With all but the most glacier-like parking-lot snow packs melted and Easter around the corner, can lawn-mowing season be far behind?
Of course not, and that means it’s time to get the mower a spring tuneup.
But a lot of people don’t, says Scott Ewing, owner of The Sharpening Center, 1327 Goshen Ave.
People tend to wait for the last minute, says Ewing, who’s been servicing lawn mowers since at least 1990. My advice would be probably to bring them in earlier. That way you’ll get it back sooner.
Ewing says mowers should get professional attention at least once a year. Spring is a good time because a few simple steps then can improve engine efficiency, reduce emissions, prevent costly repairs and extend a mower’s life – as well as lead to a better-looking lawn.
Grant Umber, owner of Umber’s Do it Best Hardware, 1814 Maplecrest Road, says 90 percent of springtime problems with mowers stem from what people didn’t do before putting the mower away.
In maintaining a lawnmower, Probably the most important part is how you store it over the off-season, Umber says. He says most springtime problems are carburetor malfunctions from gas that was left in the mower going bad.
Some companies, including RepairClinic.com, sell tuneup kits stocked with the right parts for a specific engine model. Jeff Linderman, the online company’s small engine expert, says kits take the guesswork out of mower maintenance.
But Umber says checking with a local repair shop first might be in order for the thrifty.
Getting a whole tuneup kit isn’t bad, but it’s often not necessary, he says. It could be just one thing, like a spark plug.
Here are some tips to keep lawn mowers running like new.
Use a clean air filter. The air filter prevents dirt, dust and debris from entering the carburetor and engine. It doesn’t have to look brand-new, but you want to make sure it’s not black, Umber says. The air filter should be cleaned or changed every 25 hours of mowing time or at least once per mowing season. Only foam filters can be cleaned; pleated paper ones must be replaced.
Use a clean fuel filter. Fuel filters cannot be cleaned. You just need a new one, Umber says. Consult the owner’s manual for the proper technique.

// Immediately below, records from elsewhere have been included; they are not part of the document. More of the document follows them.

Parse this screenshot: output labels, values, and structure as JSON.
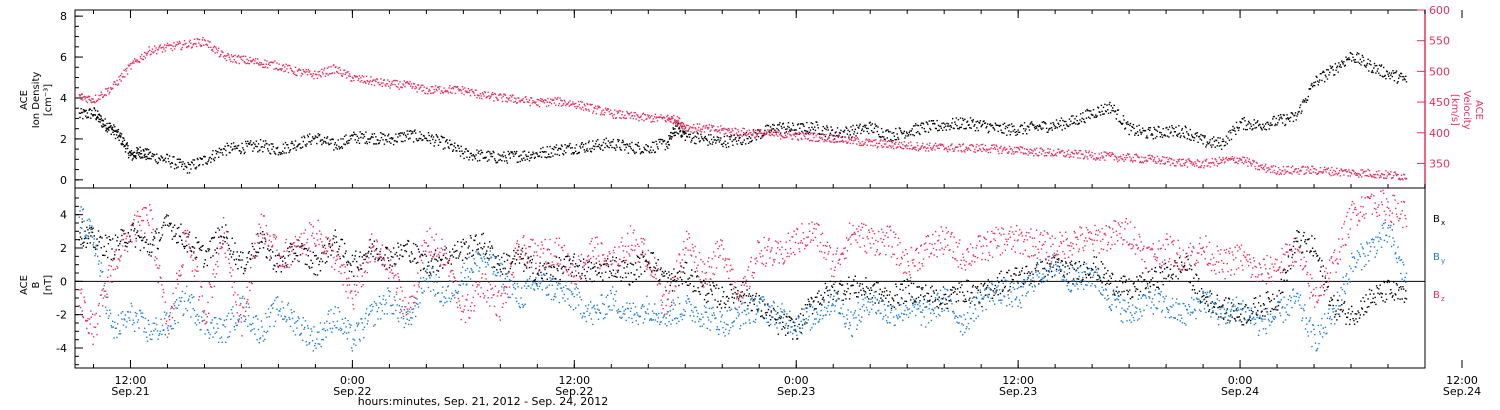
{
  "colors": {
    "black": "#000000",
    "pink": "#e8305e",
    "blue": "#1f7fd0"
  },
  "footer": {
    "title": "hours:minutes, Sep. 21, 2012 - Sep. 24, 2012"
  },
  "time_axis": {
    "min_hours": 9.0,
    "max_hours": 82.0,
    "ticks": [
      {
        "hours": 12,
        "time": "12:00",
        "date": "Sep.21"
      },
      {
        "hours": 24,
        "time": "0:00",
        "date": "Sep.22"
      },
      {
        "hours": 36,
        "time": "12:00",
        "date": "Sep.22"
      },
      {
        "hours": 48,
        "time": "0:00",
        "date": "Sep.23"
      },
      {
        "hours": 60,
        "time": "12:00",
        "date": "Sep.23"
      },
      {
        "hours": 72,
        "time": "0:00",
        "date": "Sep.24"
      },
      {
        "hours": 84,
        "time": "12:00",
        "date": "Sep.24"
      }
    ]
  },
  "chart_data": [
    {
      "type": "scatter",
      "panel": "top",
      "ylabel_left": [
        "ACE",
        "Ion Density",
        "[cm⁻³]"
      ],
      "ylabel_right": [
        "ACE",
        "Velocity",
        "[km/s]"
      ],
      "ylim_left": [
        -0.4,
        8.3
      ],
      "yticks_left": [
        0,
        2,
        4,
        6,
        8
      ],
      "ylim_right": [
        310,
        600
      ],
      "yticks_right": [
        350,
        400,
        450,
        500,
        550,
        600
      ],
      "series": [
        {
          "key": "density",
          "axis": "left",
          "color": "#000000",
          "t": [
            9.2,
            10,
            10.5,
            11,
            11.5,
            12,
            12.5,
            13,
            14,
            15,
            16,
            17,
            18,
            19,
            20,
            21,
            22,
            23,
            24,
            25,
            26,
            27,
            28,
            29,
            30,
            31,
            32,
            33,
            34,
            35,
            36,
            37,
            38,
            39,
            40,
            41,
            41.5,
            42,
            43,
            44,
            45,
            46,
            47,
            48,
            49,
            50,
            51,
            52,
            53,
            54,
            55,
            56,
            57,
            58,
            59,
            60,
            61,
            62,
            63,
            64,
            65,
            66,
            67,
            68,
            69,
            70,
            71,
            72,
            73,
            74,
            75,
            76,
            77,
            78,
            79,
            80,
            81
          ],
          "y": [
            3.2,
            3.3,
            2.8,
            2.5,
            2.0,
            1.2,
            1.4,
            1.2,
            1.0,
            0.6,
            1.0,
            1.5,
            1.6,
            1.7,
            1.5,
            1.8,
            2.1,
            1.7,
            2.1,
            2.1,
            2.0,
            2.2,
            2.1,
            1.8,
            1.3,
            1.2,
            1.1,
            1.2,
            1.3,
            1.5,
            1.6,
            1.7,
            1.8,
            1.6,
            1.6,
            1.8,
            2.6,
            2.2,
            2.0,
            1.9,
            2.0,
            2.3,
            2.6,
            2.5,
            2.6,
            2.3,
            2.4,
            2.6,
            2.2,
            2.4,
            2.6,
            2.7,
            2.8,
            2.7,
            2.5,
            2.5,
            2.6,
            2.7,
            2.9,
            3.3,
            3.6,
            2.5,
            2.3,
            2.4,
            2.4,
            1.9,
            1.8,
            2.8,
            2.7,
            2.9,
            3.1,
            4.8,
            5.4,
            6.1,
            5.6,
            5.2,
            4.9
          ]
        },
        {
          "key": "velocity",
          "axis": "right",
          "color": "#e8305e",
          "t": [
            9.2,
            10,
            11,
            12,
            13,
            14,
            15,
            16,
            17,
            18,
            19,
            20,
            21,
            22,
            23,
            24,
            25,
            26,
            27,
            28,
            29,
            30,
            31,
            32,
            33,
            34,
            35,
            36,
            37,
            38,
            39,
            40,
            41,
            41.5,
            42,
            43,
            44,
            45,
            46,
            47,
            48,
            49,
            50,
            51,
            52,
            53,
            54,
            55,
            56,
            57,
            58,
            59,
            60,
            61,
            62,
            63,
            64,
            65,
            66,
            67,
            68,
            69,
            70,
            71,
            72,
            73,
            74,
            75,
            76,
            77,
            78,
            79,
            80,
            81
          ],
          "y": [
            460,
            455,
            475,
            510,
            535,
            540,
            545,
            550,
            525,
            520,
            515,
            510,
            500,
            495,
            505,
            490,
            485,
            480,
            478,
            470,
            472,
            470,
            462,
            458,
            455,
            450,
            452,
            448,
            440,
            432,
            428,
            425,
            424,
            422,
            410,
            408,
            405,
            402,
            400,
            398,
            396,
            394,
            392,
            388,
            384,
            382,
            380,
            378,
            377,
            376,
            376,
            374,
            372,
            370,
            368,
            366,
            364,
            362,
            360,
            358,
            355,
            352,
            350,
            355,
            358,
            345,
            340,
            340,
            340,
            338,
            336,
            335,
            332,
            330
          ]
        }
      ]
    },
    {
      "type": "scatter",
      "panel": "bottom",
      "ylabel_left": [
        "ACE",
        "B",
        "[nT]"
      ],
      "ylim": [
        -5.2,
        5.6
      ],
      "yticks": [
        -4,
        -2,
        0,
        2,
        4
      ],
      "zero_line": true,
      "legend": [
        {
          "text": "B",
          "sub": "x",
          "color": "#000000"
        },
        {
          "text": "B",
          "sub": "y",
          "color": "#1f7fd0"
        },
        {
          "text": "B",
          "sub": "z",
          "color": "#e8305e"
        }
      ],
      "series": [
        {
          "key": "bx",
          "color": "#000000",
          "t": [
            9.2,
            10,
            11,
            12,
            13,
            14,
            15,
            16,
            17,
            18,
            19,
            20,
            21,
            22,
            23,
            24,
            25,
            26,
            27,
            28,
            29,
            30,
            31,
            32,
            33,
            34,
            35,
            36,
            37,
            38,
            39,
            40,
            41,
            42,
            43,
            44,
            45,
            46,
            47,
            48,
            49,
            50,
            51,
            52,
            53,
            54,
            55,
            56,
            57,
            58,
            59,
            60,
            61,
            62,
            63,
            64,
            65,
            66,
            67,
            68,
            69,
            70,
            71,
            72,
            73,
            74,
            75,
            76,
            77,
            78,
            79,
            80,
            81
          ],
          "y": [
            3.0,
            2.5,
            2.0,
            3.0,
            2.0,
            3.5,
            2.5,
            1.5,
            3.0,
            1.0,
            2.5,
            1.0,
            2.0,
            1.0,
            2.5,
            1.0,
            2.0,
            1.5,
            2.0,
            1.0,
            1.5,
            2.0,
            2.3,
            1.0,
            1.5,
            0.5,
            0.8,
            1.0,
            0.5,
            1.0,
            0.5,
            1.5,
            0.0,
            0.5,
            -0.5,
            -1.0,
            -0.5,
            -1.5,
            -2.5,
            -2.8,
            -1.0,
            -0.5,
            -0.3,
            -0.5,
            -1.0,
            -0.5,
            -0.8,
            -1.0,
            -0.5,
            -0.8,
            0.0,
            0.3,
            0.5,
            1.0,
            0.5,
            1.0,
            0.0,
            -0.5,
            0.0,
            0.5,
            1.0,
            -1.0,
            -1.5,
            -2.0,
            -1.5,
            -1.0,
            2.5,
            2.0,
            -1.5,
            -2.0,
            -1.0,
            -0.5,
            -1.0
          ]
        },
        {
          "key": "by",
          "color": "#1f7fd0",
          "t": [
            9.2,
            10,
            11,
            12,
            13,
            14,
            15,
            16,
            17,
            18,
            19,
            20,
            21,
            22,
            23,
            24,
            25,
            26,
            27,
            28,
            29,
            30,
            31,
            32,
            33,
            34,
            35,
            36,
            37,
            38,
            39,
            40,
            41,
            42,
            43,
            44,
            45,
            46,
            47,
            48,
            49,
            50,
            51,
            52,
            53,
            54,
            55,
            56,
            57,
            58,
            59,
            60,
            61,
            62,
            63,
            64,
            65,
            66,
            67,
            68,
            69,
            70,
            71,
            72,
            73,
            74,
            75,
            76,
            77,
            78,
            79,
            80,
            81
          ],
          "y": [
            4.0,
            2.5,
            -3.0,
            -2.0,
            -3.0,
            -2.5,
            -1.0,
            -2.5,
            -3.0,
            -1.5,
            -3.0,
            -1.5,
            -2.5,
            -3.5,
            -2.0,
            -3.5,
            -2.0,
            -1.0,
            -2.5,
            0.5,
            -1.0,
            0.5,
            1.5,
            0.5,
            -1.0,
            0.0,
            -0.5,
            -1.0,
            -2.0,
            -1.0,
            -2.0,
            -1.5,
            -2.0,
            -1.5,
            -2.0,
            -2.5,
            -2.0,
            -1.5,
            -2.0,
            -2.5,
            -2.0,
            -1.0,
            -2.5,
            -1.0,
            -2.0,
            -1.5,
            -2.0,
            -1.0,
            -2.5,
            -1.0,
            -0.5,
            -1.0,
            0.5,
            1.0,
            0.0,
            0.5,
            -1.0,
            -2.0,
            -1.0,
            -1.5,
            -2.0,
            -1.0,
            -2.0,
            -1.5,
            -2.5,
            -2.0,
            -1.0,
            -3.5,
            -2.0,
            1.0,
            2.0,
            3.0,
            0.0
          ]
        },
        {
          "key": "bz",
          "color": "#e8305e",
          "t": [
            9.2,
            10,
            11,
            12,
            13,
            14,
            15,
            16,
            17,
            18,
            19,
            20,
            21,
            22,
            23,
            24,
            25,
            26,
            27,
            28,
            29,
            30,
            31,
            32,
            33,
            34,
            35,
            36,
            37,
            38,
            39,
            40,
            41,
            42,
            43,
            44,
            45,
            46,
            47,
            48,
            49,
            50,
            51,
            52,
            53,
            54,
            55,
            56,
            57,
            58,
            59,
            60,
            61,
            62,
            63,
            64,
            65,
            66,
            67,
            68,
            69,
            70,
            71,
            72,
            73,
            74,
            75,
            76,
            77,
            78,
            79,
            80,
            81
          ],
          "y": [
            -1.0,
            -3.0,
            1.0,
            3.0,
            4.0,
            -3.0,
            3.0,
            -2.0,
            3.0,
            -2.5,
            3.5,
            1.5,
            2.0,
            3.0,
            1.5,
            -1.0,
            2.0,
            1.0,
            -2.0,
            2.5,
            1.5,
            -2.0,
            0.0,
            -1.5,
            2.0,
            1.5,
            2.0,
            0.5,
            2.0,
            1.0,
            2.5,
            1.5,
            -1.5,
            2.5,
            0.5,
            2.0,
            -1.0,
            2.0,
            1.5,
            2.5,
            3.0,
            1.0,
            3.0,
            2.5,
            2.5,
            1.0,
            2.0,
            2.5,
            1.5,
            2.0,
            2.5,
            2.5,
            2.3,
            2.0,
            2.5,
            2.5,
            2.8,
            3.0,
            1.5,
            2.0,
            1.5,
            2.0,
            1.0,
            1.5,
            0.5,
            1.0,
            2.0,
            -1.0,
            1.0,
            4.0,
            5.0,
            4.5,
            4.0
          ]
        }
      ]
    }
  ]
}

Replace the oil. This step is also recommended every 25 hours of cut time. But if a lawn is really dusty, change it more often, Umber says. Every eight hours of use, it’s wise to check the oil; like vehicle engine oil, it should be golden or amber. It darkens with age. When replacing oil, recycle the used stuff.
Replace the spark plug. A spark plug should be replaced at least once per season, even if it appears to be working fine, Linderman says. Over time, a plug’s performance will degrade from carbon build-up and a weakened electrode, dramatically increasing fuel use and polluting emissions and reducing engine performance, he says.
Check the blade. A dull blade tears the grass, rather than shearing it cleanly, Ewing says. Blade sharpening should be done at least once a season, but can be needed as often as three to four times, depending on use, he says. It’s probably a job best left to experts – uneven sharpening could tear up the motor or your lawn and leaving dings and dents could lead to accidents.
Check tire pressure. Pressure isn’t as crucial as in a car, Ewing says, but periodically, you should use a tire pressure gauge to ensure consistent tire pressure. Tires with varying pressure can result in uneven or poor cutting.
Clean the undercarriage. Mower makers recommend that after every use, you should use a hose to remove grass clippings and debris build-up in a mower’s undercarriage. Be sure to turn off the motor and disconnect the spark plug first.